United Coalition celebrates King holiday
As of Tuesday, January 17, 2012
© Copyright 2012
Jackson Progress-Argus
John H. Carter, the Washington, D.C., King memorial’s first project team leader, discusses a display of his materials associated with the project, including a shovel used in the groundbreaking.
Jackson Despite being told it could take decades to get legislation passed to build a memorial to the late Dr. Martin Luther King Jr. in Washington, D.C., John H. Carter said he and his team refused to see impediments to seeing the project through.
Carter, a Thomaston native, a retired executive at AT&T and the King memorial’s first professional project manager, was the featured speaker Monday at the United Coalition of Butts County’s 26th Martin Luther King Jr. Day celebration.
“This memorial is in the center of the Jefferson and Lincoln memorials,” Carter said. “Jefferson wrote it, Lincoln fought for it, and King died for it.”

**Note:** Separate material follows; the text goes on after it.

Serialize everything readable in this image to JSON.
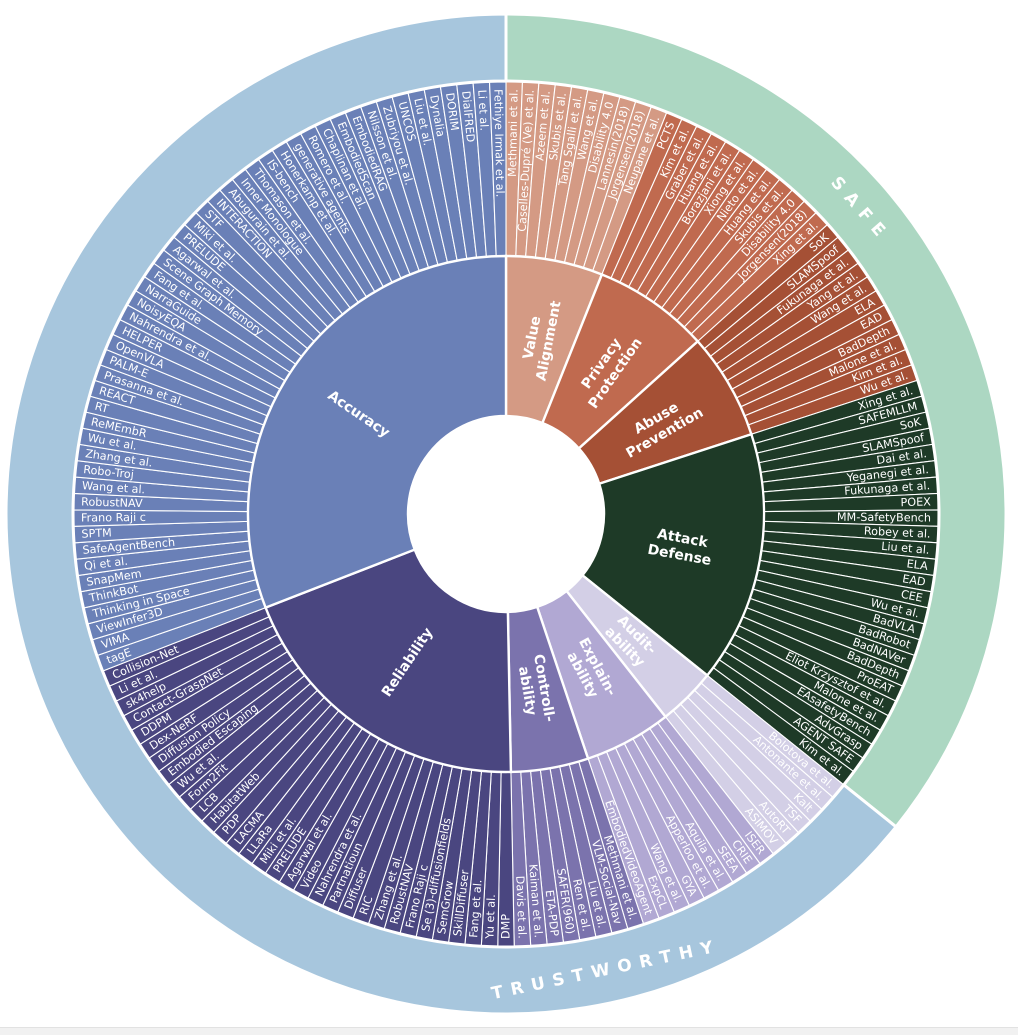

Before an audience at the Zion Missionary Baptist Church in Jackson on Monday afternoon, the national King holiday, Carter discussed his role as the reluctant first leader of the King memorial project. He outlined the legislative steps it took, and the months of work, to get approval to build a memorial to the slain civil rights leader. Legislation authorizing the memorial to be in Washington, D.C., was passed in 1996, he said. But it took two more bills to gain approval to locate the memorial on the National Mall, and in a specific area on the Mall.
He said he told people, “If we’re going to do something that’s going to be there forever, it should be difficult. That’s why everyone doesn’t have a memorial on the Mall.”
After helping raise an initial $15 million to get the memorial project started, Carter said control was transferred to Harry E. Johnson, Sr., who is president and CEO of the Washington, D.C. Martin Luther King, Jr. National Memorial.
First conceived of by leaders of the Alpha Phi Alpha Fraternity in 1984, according to a history on the memorial’s web site, the King memorial was officially dedicated Oct. 16, 2011, after the ceremony was pushed back from the August anniversary of King’s March on Washington because of an earthquake and approaching hurricane.
It was during that 1963 march that King delivered his famous “I Have a Dream” speech.
Carter said an initial dedication was held at the site in the Tidal Basin in 2000, during which a plaque -- now in the Smithsonian -- was installed to mark the future home of the memorial. “If you’re going to dream a dream, you’ve got to put a stake into it,” he said.
As part of the United Coalition’s King holiday celebration, audience members were also led in prayers and song, including “Lift Every Voice and Sing,” and “We Shall Overcome.”
The Butts County Community Choir also provided accompaniment for soloists Sohmer Evans McKibben and Christine Barlow Mayfield.
The Rev. Charlie Barlow, the president of the Butts County branch of the NAACP, emceed the program.